Pertama, SETARA Institute mengecam keras terjadinya kasus pembubaran peribadatan di GKKD Bandar Lampung. Gangguan dan pembubaran atas peribadatan, yang dijamin oleh konstitusi, tidak dapat dibenarkan dengan alasan apapun.
Kedua, dalam konteks kasus GKKD, SETARA Institute mengapresiasi pihak kepolisian, khususnya Polresta Bandar Lampung, yang memberikan jaminan keamanan juga Pemda yang memberikan izin sementara selama 2 (dua) tahun kepada GKKD Bandar Lampung, sambil mengurus perizinan pendirian rumah ibadah. Langkah akomodatif dan fasilitatif semacam itu perlu direplikasi di berbagai kasus penolakan rumah ibadah, peribadatan, dan sarana peribadatan di daerah lain, seperti di Kabupaten Bogor, Kota Cilegon, Kabupaten Sukabumi, Kabupaten Sintang, Kota Depok, dan lain sebagainya.

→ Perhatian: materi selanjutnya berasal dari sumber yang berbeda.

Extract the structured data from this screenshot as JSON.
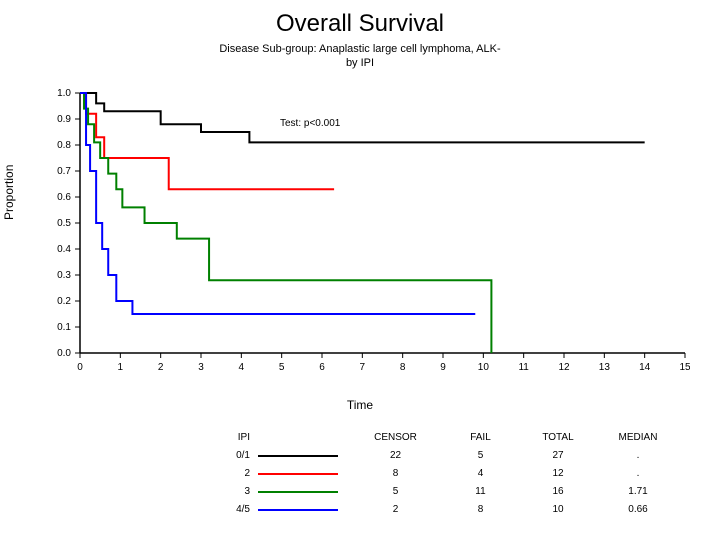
{
  "title": "Overall Survival",
  "subtitle": "Disease Sub-group: Anaplastic large cell lymphoma, ALK-\nby IPI",
  "chart": {
    "type": "step-line",
    "xlabel": "Time",
    "ylabel": "Proportion",
    "annotation": "Test: p<0.001",
    "xlim": [
      0,
      15
    ],
    "ylim": [
      0.0,
      1.0
    ],
    "xticks": [
      0,
      1,
      2,
      3,
      4,
      5,
      6,
      7,
      8,
      9,
      10,
      11,
      12,
      13,
      14,
      15
    ],
    "yticks": [
      0.0,
      0.1,
      0.2,
      0.3,
      0.4,
      0.5,
      0.6,
      0.7,
      0.8,
      0.9,
      1.0
    ],
    "axis_color": "#000000",
    "background_color": "#ffffff",
    "series": [
      {
        "name": "0/1",
        "color": "#000000",
        "width": 2,
        "points": [
          [
            0,
            1.0
          ],
          [
            0.4,
            0.96
          ],
          [
            0.6,
            0.93
          ],
          [
            2.0,
            0.88
          ],
          [
            3.0,
            0.85
          ],
          [
            4.2,
            0.81
          ],
          [
            14,
            0.81
          ]
        ]
      },
      {
        "name": "2",
        "color": "#ff0000",
        "width": 2,
        "points": [
          [
            0,
            1.0
          ],
          [
            0.15,
            0.92
          ],
          [
            0.4,
            0.83
          ],
          [
            0.6,
            0.75
          ],
          [
            2.2,
            0.63
          ],
          [
            6.3,
            0.63
          ]
        ]
      },
      {
        "name": "3",
        "color": "#008000",
        "width": 2,
        "points": [
          [
            0,
            1.0
          ],
          [
            0.1,
            0.94
          ],
          [
            0.2,
            0.88
          ],
          [
            0.35,
            0.81
          ],
          [
            0.5,
            0.75
          ],
          [
            0.7,
            0.69
          ],
          [
            0.9,
            0.63
          ],
          [
            1.05,
            0.56
          ],
          [
            1.6,
            0.5
          ],
          [
            2.4,
            0.44
          ],
          [
            3.2,
            0.28
          ],
          [
            10.0,
            0.28
          ],
          [
            10.2,
            0.0
          ]
        ]
      },
      {
        "name": "4/5",
        "color": "#0000ff",
        "width": 2,
        "points": [
          [
            0,
            1.0
          ],
          [
            0.15,
            0.8
          ],
          [
            0.25,
            0.7
          ],
          [
            0.4,
            0.5
          ],
          [
            0.55,
            0.4
          ],
          [
            0.7,
            0.3
          ],
          [
            0.9,
            0.2
          ],
          [
            1.3,
            0.15
          ],
          [
            9.8,
            0.15
          ]
        ]
      }
    ]
  },
  "legend": {
    "headers": {
      "ipi": "IPI",
      "censor": "CENSOR",
      "fail": "FAIL",
      "total": "TOTAL",
      "median": "MEDIAN"
    },
    "rows": [
      {
        "ipi": "0/1",
        "color": "#000000",
        "censor": "22",
        "fail": "5",
        "total": "27",
        "median": "."
      },
      {
        "ipi": "2",
        "color": "#ff0000",
        "censor": "8",
        "fail": "4",
        "total": "12",
        "median": "."
      },
      {
        "ipi": "3",
        "color": "#008000",
        "censor": "5",
        "fail": "11",
        "total": "16",
        "median": "1.71"
      },
      {
        "ipi": "4/5",
        "color": "#0000ff",
        "censor": "2",
        "fail": "8",
        "total": "10",
        "median": "0.66"
      }
    ]
  }
}
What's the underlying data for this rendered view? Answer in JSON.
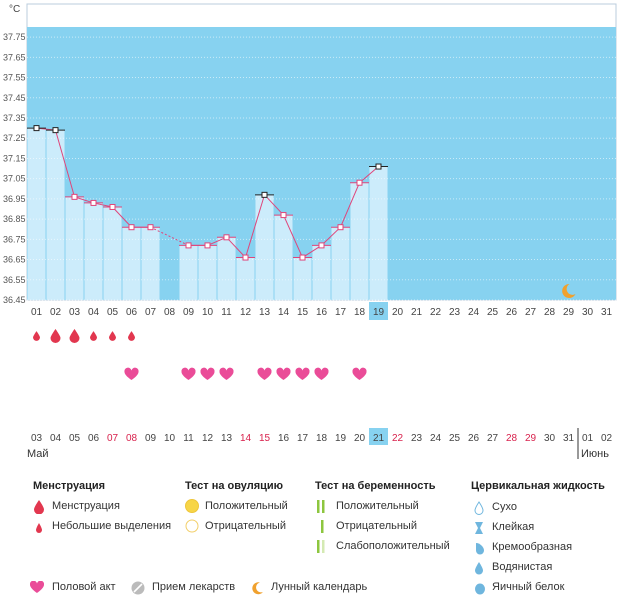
{
  "chart_data": {
    "type": "line",
    "unit_label": "°C",
    "y_ticks": [
      "37.75",
      "37.65",
      "37.55",
      "37.45",
      "37.35",
      "37.25",
      "37.15",
      "37.05",
      "36.95",
      "36.85",
      "36.75",
      "36.65",
      "36.55",
      "36.45"
    ],
    "ylim": [
      36.45,
      37.8
    ],
    "x_days_top": [
      "01",
      "02",
      "03",
      "04",
      "05",
      "06",
      "07",
      "08",
      "09",
      "10",
      "11",
      "12",
      "13",
      "14",
      "15",
      "16",
      "17",
      "18",
      "19",
      "20",
      "21",
      "22",
      "23",
      "24",
      "25",
      "26",
      "27",
      "28",
      "29",
      "30",
      "31"
    ],
    "current_day_index": 18,
    "temps": [
      37.3,
      37.29,
      36.96,
      36.93,
      36.91,
      36.81,
      36.81,
      null,
      36.72,
      36.72,
      36.76,
      36.66,
      36.97,
      36.87,
      36.66,
      36.72,
      36.81,
      37.03,
      37.11
    ],
    "high_marked_days": [
      0,
      1,
      12,
      18
    ],
    "moon_day_index": 28,
    "menstruation": [
      "big",
      "big",
      "big",
      "big",
      "small",
      "small",
      "small"
    ],
    "menstruation_kinds": [
      "small",
      "big",
      "big",
      "small",
      "small",
      "small"
    ],
    "intercourse_days": [
      5,
      8,
      9,
      10,
      12,
      13,
      14,
      15,
      17
    ],
    "bottom_days": [
      "03",
      "04",
      "05",
      "06",
      "07",
      "08",
      "09",
      "10",
      "11",
      "12",
      "13",
      "14",
      "15",
      "16",
      "17",
      "18",
      "19",
      "20",
      "21",
      "22",
      "23",
      "24",
      "25",
      "26",
      "27",
      "28",
      "29",
      "30",
      "31",
      "01",
      "02"
    ],
    "bottom_red_indices": [
      4,
      5,
      11,
      12,
      19,
      25,
      26
    ],
    "bottom_current_index": 18,
    "month_start": "Май",
    "month_end": "Июнь"
  },
  "legend": {
    "menstruation": {
      "title": "Менструация",
      "items": [
        "Менструация",
        "Небольшие выделения"
      ]
    },
    "ovulation": {
      "title": "Тест на овуляцию",
      "items": [
        "Положительный",
        "Отрицательный"
      ]
    },
    "pregnancy": {
      "title": "Тест на беременность",
      "items": [
        "Положительный",
        "Отрицательный",
        "Слабоположительный"
      ]
    },
    "fluid": {
      "title": "Цервикальная жидкость",
      "items": [
        "Сухо",
        "Клейкая",
        "Кремообразная",
        "Водянистая",
        "Яичный белок"
      ]
    },
    "bottom": [
      "Половой акт",
      "Прием лекарств",
      "Лунный календарь"
    ]
  },
  "colors": {
    "sky": "#87d2f0",
    "bar": "#ccecfb",
    "line": "#e0457a",
    "heart": "#ea4c98",
    "drop": "#e2374f",
    "highlight": "#87d2f0"
  }
}
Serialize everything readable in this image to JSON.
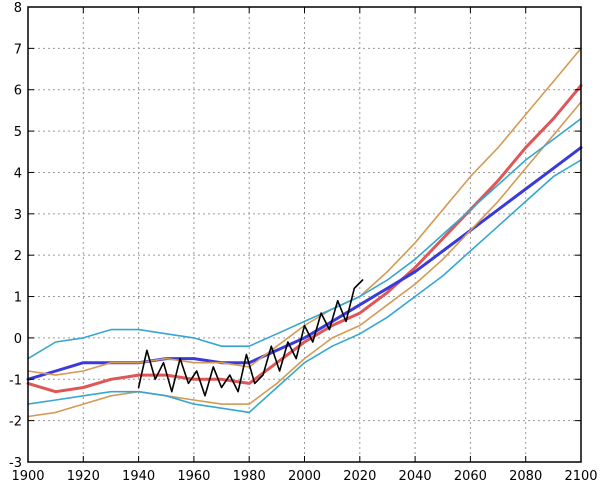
{
  "chart_data": {
    "type": "line",
    "title": "",
    "xlabel": "",
    "ylabel": "",
    "xlim": [
      1900,
      2100
    ],
    "ylim": [
      -3,
      8
    ],
    "x_ticks": [
      1900,
      1920,
      1940,
      1960,
      1980,
      2000,
      2020,
      2040,
      2060,
      2080,
      2100
    ],
    "y_ticks": [
      -3,
      -2,
      -1,
      0,
      1,
      2,
      3,
      4,
      5,
      6,
      7,
      8
    ],
    "grid": true,
    "legend": "none",
    "colors": {
      "red": "#e05555",
      "blue": "#3a3adb",
      "orange": "#d49a55",
      "cyan": "#35a7d0",
      "black": "#000000"
    },
    "series": [
      {
        "color": "#e05555",
        "width": 3.0,
        "x": [
          1900,
          1910,
          1920,
          1930,
          1940,
          1950,
          1960,
          1970,
          1980,
          1990,
          2000,
          2010,
          2020,
          2030,
          2040,
          2050,
          2060,
          2070,
          2080,
          2090,
          2100
        ],
        "y": [
          -1.1,
          -1.3,
          -1.2,
          -1.0,
          -0.9,
          -0.9,
          -1.0,
          -1.0,
          -1.1,
          -0.6,
          -0.1,
          0.3,
          0.6,
          1.1,
          1.7,
          2.4,
          3.1,
          3.8,
          4.6,
          5.3,
          6.1
        ]
      },
      {
        "color": "#3a3adb",
        "width": 3.0,
        "x": [
          1900,
          1910,
          1920,
          1930,
          1940,
          1950,
          1960,
          1970,
          1980,
          1990,
          2000,
          2010,
          2020,
          2030,
          2040,
          2050,
          2060,
          2070,
          2080,
          2090,
          2100
        ],
        "y": [
          -1.0,
          -0.8,
          -0.6,
          -0.6,
          -0.6,
          -0.5,
          -0.5,
          -0.6,
          -0.6,
          -0.3,
          0.0,
          0.4,
          0.8,
          1.2,
          1.6,
          2.1,
          2.6,
          3.1,
          3.6,
          4.1,
          4.6
        ]
      },
      {
        "color": "#d49a55",
        "width": 1.6,
        "x": [
          1900,
          1910,
          1920,
          1930,
          1940,
          1950,
          1960,
          1970,
          1980,
          1990,
          2000,
          2010,
          2020,
          2030,
          2040,
          2050,
          2060,
          2070,
          2080,
          2090,
          2100
        ],
        "y": [
          -0.8,
          -0.9,
          -0.8,
          -0.6,
          -0.6,
          -0.5,
          -0.6,
          -0.6,
          -0.7,
          -0.2,
          0.3,
          0.7,
          1.0,
          1.6,
          2.3,
          3.1,
          3.9,
          4.6,
          5.4,
          6.2,
          7.0
        ]
      },
      {
        "color": "#d49a55",
        "width": 1.6,
        "x": [
          1900,
          1910,
          1920,
          1930,
          1940,
          1950,
          1960,
          1970,
          1980,
          1990,
          2000,
          2010,
          2020,
          2030,
          2040,
          2050,
          2060,
          2070,
          2080,
          2090,
          2100
        ],
        "y": [
          -1.9,
          -1.8,
          -1.6,
          -1.4,
          -1.3,
          -1.4,
          -1.5,
          -1.6,
          -1.6,
          -1.1,
          -0.5,
          0.0,
          0.3,
          0.8,
          1.3,
          1.9,
          2.6,
          3.3,
          4.1,
          4.9,
          5.7
        ]
      },
      {
        "color": "#35a7d0",
        "width": 1.6,
        "x": [
          1900,
          1910,
          1920,
          1930,
          1940,
          1950,
          1960,
          1970,
          1980,
          1990,
          2000,
          2010,
          2020,
          2030,
          2040,
          2050,
          2060,
          2070,
          2080,
          2090,
          2100
        ],
        "y": [
          -0.5,
          -0.1,
          0.0,
          0.2,
          0.2,
          0.1,
          0.0,
          -0.2,
          -0.2,
          0.1,
          0.4,
          0.7,
          1.0,
          1.4,
          1.9,
          2.5,
          3.1,
          3.7,
          4.3,
          4.8,
          5.3
        ]
      },
      {
        "color": "#35a7d0",
        "width": 1.6,
        "x": [
          1900,
          1910,
          1920,
          1930,
          1940,
          1950,
          1960,
          1970,
          1980,
          1990,
          2000,
          2010,
          2020,
          2030,
          2040,
          2050,
          2060,
          2070,
          2080,
          2090,
          2100
        ],
        "y": [
          -1.6,
          -1.5,
          -1.4,
          -1.3,
          -1.3,
          -1.4,
          -1.6,
          -1.7,
          -1.8,
          -1.2,
          -0.6,
          -0.2,
          0.1,
          0.5,
          1.0,
          1.5,
          2.1,
          2.7,
          3.3,
          3.9,
          4.3
        ]
      },
      {
        "color": "#000000",
        "width": 1.6,
        "x": [
          1940,
          1943,
          1946,
          1949,
          1952,
          1955,
          1958,
          1961,
          1964,
          1967,
          1970,
          1973,
          1976,
          1979,
          1982,
          1985,
          1988,
          1991,
          1994,
          1997,
          2000,
          2003,
          2006,
          2009,
          2012,
          2015,
          2018,
          2021
        ],
        "y": [
          -1.2,
          -0.3,
          -1.0,
          -0.6,
          -1.3,
          -0.5,
          -1.1,
          -0.8,
          -1.4,
          -0.7,
          -1.2,
          -0.9,
          -1.3,
          -0.4,
          -1.1,
          -0.9,
          -0.2,
          -0.8,
          -0.1,
          -0.5,
          0.3,
          -0.1,
          0.6,
          0.2,
          0.9,
          0.4,
          1.2,
          1.4
        ]
      }
    ]
  }
}
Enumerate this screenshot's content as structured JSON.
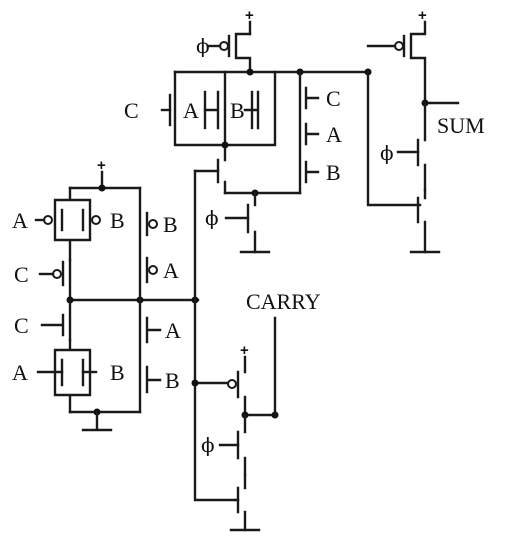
{
  "labels": {
    "sum": "SUM",
    "carry": "CARRY",
    "phi": "ϕ",
    "supply": "+",
    "a": "A",
    "b": "B",
    "c": "C"
  }
}
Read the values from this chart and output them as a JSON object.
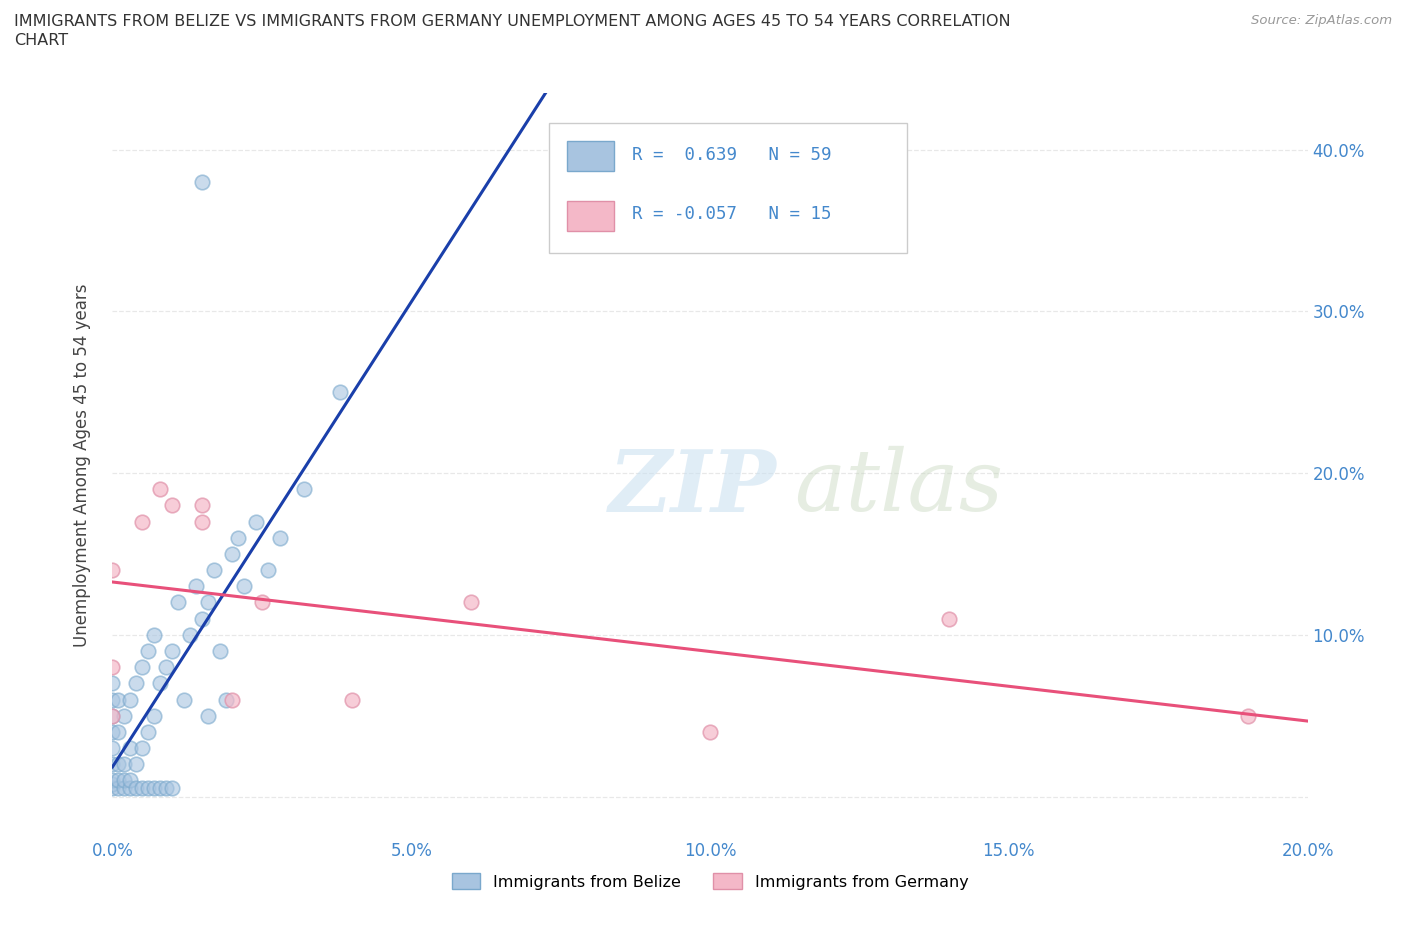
{
  "title_line1": "IMMIGRANTS FROM BELIZE VS IMMIGRANTS FROM GERMANY UNEMPLOYMENT AMONG AGES 45 TO 54 YEARS CORRELATION",
  "title_line2": "CHART",
  "source_text": "Source: ZipAtlas.com",
  "ylabel": "Unemployment Among Ages 45 to 54 years",
  "xlim": [
    0.0,
    0.2
  ],
  "ylim": [
    -0.025,
    0.435
  ],
  "xticks": [
    0.0,
    0.05,
    0.1,
    0.15,
    0.2
  ],
  "yticks": [
    0.0,
    0.1,
    0.2,
    0.3,
    0.4
  ],
  "xticklabels": [
    "0.0%",
    "5.0%",
    "10.0%",
    "15.0%",
    "20.0%"
  ],
  "yticklabels_right": [
    "",
    "10.0%",
    "20.0%",
    "30.0%",
    "40.0%"
  ],
  "belize_color": "#a8c4e0",
  "belize_edge_color": "#7aa8cc",
  "germany_color": "#f4b8c8",
  "germany_edge_color": "#e090a8",
  "belize_line_color": "#1a3faa",
  "germany_line_color": "#e8507a",
  "R_belize": 0.639,
  "N_belize": 59,
  "R_germany": -0.057,
  "N_germany": 15,
  "legend_label_belize": "Immigrants from Belize",
  "legend_label_germany": "Immigrants from Germany",
  "watermark_zip": "ZIP",
  "watermark_atlas": "atlas",
  "grid_color": "#e8e8e8",
  "bg_color": "#ffffff",
  "tick_color": "#4488cc",
  "belize_x": [
    0.0,
    0.0,
    0.0,
    0.0,
    0.0,
    0.0,
    0.0,
    0.0,
    0.0,
    0.001,
    0.001,
    0.001,
    0.001,
    0.001,
    0.002,
    0.002,
    0.002,
    0.002,
    0.003,
    0.003,
    0.003,
    0.003,
    0.004,
    0.004,
    0.004,
    0.005,
    0.005,
    0.005,
    0.006,
    0.006,
    0.006,
    0.007,
    0.007,
    0.007,
    0.008,
    0.008,
    0.009,
    0.009,
    0.01,
    0.01,
    0.011,
    0.012,
    0.013,
    0.014,
    0.015,
    0.016,
    0.016,
    0.017,
    0.018,
    0.019,
    0.02,
    0.021,
    0.022,
    0.024,
    0.026,
    0.028,
    0.032,
    0.038,
    0.015
  ],
  "belize_y": [
    0.005,
    0.008,
    0.01,
    0.02,
    0.03,
    0.04,
    0.05,
    0.06,
    0.07,
    0.005,
    0.01,
    0.02,
    0.04,
    0.06,
    0.005,
    0.01,
    0.02,
    0.05,
    0.005,
    0.01,
    0.03,
    0.06,
    0.005,
    0.02,
    0.07,
    0.005,
    0.03,
    0.08,
    0.005,
    0.04,
    0.09,
    0.005,
    0.05,
    0.1,
    0.005,
    0.07,
    0.005,
    0.08,
    0.005,
    0.09,
    0.12,
    0.06,
    0.1,
    0.13,
    0.11,
    0.12,
    0.05,
    0.14,
    0.09,
    0.06,
    0.15,
    0.16,
    0.13,
    0.17,
    0.14,
    0.16,
    0.19,
    0.25,
    0.38
  ],
  "germany_x": [
    0.0,
    0.0,
    0.0,
    0.005,
    0.008,
    0.01,
    0.015,
    0.015,
    0.02,
    0.025,
    0.04,
    0.06,
    0.1,
    0.14,
    0.19
  ],
  "germany_y": [
    0.05,
    0.08,
    0.14,
    0.17,
    0.19,
    0.18,
    0.17,
    0.18,
    0.06,
    0.12,
    0.06,
    0.12,
    0.04,
    0.11,
    0.05
  ]
}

Ketiga, Pemerintah Pusat hendaknya melakukan langkah progresif untuk membuktikan bahwa Pemerintah memiliki komitmen dan kewibawaan dalam menegakkan jaminan hak konstitusional warga negara atas kebebasan beragama/berkeyakinan dan kebebasan untuk beribadah. Antara lain dengan revisi PBM 2 Menteri, khususnya dengan mencabut syarat administratif dukungan 90 orang Jemaat dan 60 orang di luar Jemaat, perubahan paradigma pengaturan peribadatan dan pendirian rumah ibadah dari pembatasan ke fasilitasi, dan pergeseran peran FKUB ke perwujudan dan pemeliharaan kerukunan dengan memperluas fungsi-fungsi kampanye toleransi, penyediaan ruang-ruang perjumpaan lintas agama, serta mitigasi dan resolusi konflik yang mengganggu kerukunan antar agama, termasuk mediasi dan resolusi jika terjadi kasus penolakan peribadatan dan pendirian tempat dan rumah ibadah.